After years of drought and water restrictions, the 2020-21 growing season saw good water replenishment of soils. Both Corlea and Lukas report that cool summer conditions meant grapes ripened slowly, developing exceptional colour and flavour. Deciding the right moment to pick depends not only on when grapes are fully ripe, but also on the weather forecast and practical constraints of throughput and capacity in the winery. For many wine regions, this can mean harvesting before autumn rains set in. In South Africa, the previous years of drought meant getting the grapes in before sugar levels skyrocketed, acidity plummeted, and grapes started to raisin. In 2021, cooler temperatures and good weather meant winemakers could bide their time to pick at exactly the right moment with high natural acidity and phenolic ripeness. Both Corlea and Lukas were very happy. Grapes were generally picked a couple of weeks later than previous years with bunches in good numbers and berry size both contributing to the increase in yield. From my point of view, this translates into tasting deep coloured reds with lots of ripe forest fruit flavours and tannin structure. The white wines are also fresh and brimming with fruits, with both Bosman’s Generation 8 Chenin Blanc and Warwick’s First Lady Sauvignon Blanc as immediate Coups de Coeur.

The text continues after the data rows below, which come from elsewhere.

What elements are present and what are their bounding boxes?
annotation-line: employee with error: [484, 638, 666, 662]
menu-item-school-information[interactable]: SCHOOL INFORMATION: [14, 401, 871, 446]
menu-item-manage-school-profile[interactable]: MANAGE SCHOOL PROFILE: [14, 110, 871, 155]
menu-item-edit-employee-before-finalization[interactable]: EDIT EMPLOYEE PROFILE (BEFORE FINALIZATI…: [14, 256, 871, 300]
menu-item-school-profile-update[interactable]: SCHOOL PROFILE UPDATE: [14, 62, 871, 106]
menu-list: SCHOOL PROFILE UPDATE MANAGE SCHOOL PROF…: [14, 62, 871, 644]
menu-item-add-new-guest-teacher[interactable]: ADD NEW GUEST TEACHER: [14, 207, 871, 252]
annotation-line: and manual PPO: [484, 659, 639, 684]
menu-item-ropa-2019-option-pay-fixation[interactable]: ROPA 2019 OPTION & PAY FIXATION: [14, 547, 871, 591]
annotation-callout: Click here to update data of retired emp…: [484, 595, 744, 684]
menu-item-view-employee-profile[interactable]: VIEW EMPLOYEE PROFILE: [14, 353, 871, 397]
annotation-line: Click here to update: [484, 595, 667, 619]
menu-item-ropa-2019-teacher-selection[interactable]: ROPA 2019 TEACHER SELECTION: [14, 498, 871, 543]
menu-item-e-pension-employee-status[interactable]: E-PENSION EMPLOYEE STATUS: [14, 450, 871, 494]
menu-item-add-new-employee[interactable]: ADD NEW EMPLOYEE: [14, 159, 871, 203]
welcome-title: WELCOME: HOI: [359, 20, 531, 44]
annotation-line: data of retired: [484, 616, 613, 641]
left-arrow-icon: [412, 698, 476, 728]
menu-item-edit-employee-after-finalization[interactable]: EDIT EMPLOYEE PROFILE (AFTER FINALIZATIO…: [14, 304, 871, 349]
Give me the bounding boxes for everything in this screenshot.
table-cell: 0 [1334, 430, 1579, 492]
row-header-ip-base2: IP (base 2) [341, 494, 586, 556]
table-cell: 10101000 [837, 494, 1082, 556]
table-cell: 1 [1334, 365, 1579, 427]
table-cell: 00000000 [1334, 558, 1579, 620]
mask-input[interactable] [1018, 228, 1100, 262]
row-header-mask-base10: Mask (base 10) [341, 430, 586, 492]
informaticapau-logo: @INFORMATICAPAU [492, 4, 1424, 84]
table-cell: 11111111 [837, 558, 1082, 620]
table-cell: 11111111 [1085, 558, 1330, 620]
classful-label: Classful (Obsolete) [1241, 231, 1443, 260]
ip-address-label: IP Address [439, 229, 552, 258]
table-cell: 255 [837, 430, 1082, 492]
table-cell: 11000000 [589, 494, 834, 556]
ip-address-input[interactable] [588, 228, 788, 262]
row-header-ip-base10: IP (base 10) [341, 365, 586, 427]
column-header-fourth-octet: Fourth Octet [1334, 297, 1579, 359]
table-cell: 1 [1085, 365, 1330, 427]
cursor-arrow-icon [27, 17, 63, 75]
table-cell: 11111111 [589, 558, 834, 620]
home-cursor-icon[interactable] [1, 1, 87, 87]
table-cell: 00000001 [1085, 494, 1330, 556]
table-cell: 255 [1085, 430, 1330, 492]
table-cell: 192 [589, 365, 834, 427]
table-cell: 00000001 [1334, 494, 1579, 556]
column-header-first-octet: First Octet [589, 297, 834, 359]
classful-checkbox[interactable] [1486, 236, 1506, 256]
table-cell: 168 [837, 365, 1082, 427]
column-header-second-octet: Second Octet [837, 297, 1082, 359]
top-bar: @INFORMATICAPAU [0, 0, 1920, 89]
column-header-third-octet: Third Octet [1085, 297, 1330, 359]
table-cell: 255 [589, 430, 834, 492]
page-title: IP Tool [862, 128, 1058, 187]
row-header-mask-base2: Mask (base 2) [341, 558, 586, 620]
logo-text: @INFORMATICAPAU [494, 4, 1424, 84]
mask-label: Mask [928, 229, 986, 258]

On the impact of Covid, out of adversity comes creativity. Corlea’s team quickly adapted to a new way of working with shifts designed to minimize contact, and meetings held outside. Masks were made for the company by the women’s club and Bosman made their own sanitizer. As with many wineries in South Africa, the company made huge efforts with social media and e-commerce to compensate for the disruption in sales channels. During this time, Corlea also reported a change in customer preferences with environmental and sustainability aspects becoming more important.
The impact of Covid continues and has a knock-on effect all the way down the supply chain, affecting in particular the availability of glass bottles. The current shortage is due to production at local foundries being shut down for a period. There is also limited availability of almost every single dry good: paper labels, closures, capsules, cartons – not to mention disruption of freight and ports. Thus in 2021, it seems that many of the challenges for South African winemakers was not so much in the actual winemaking but in dealing with these operational issues. South Africa has proven itself to be resilient. It will overcome these difficulties and will continue to make high quality wines. To quote Mike Ratcliffe of Vilafonté: “the future is bright!”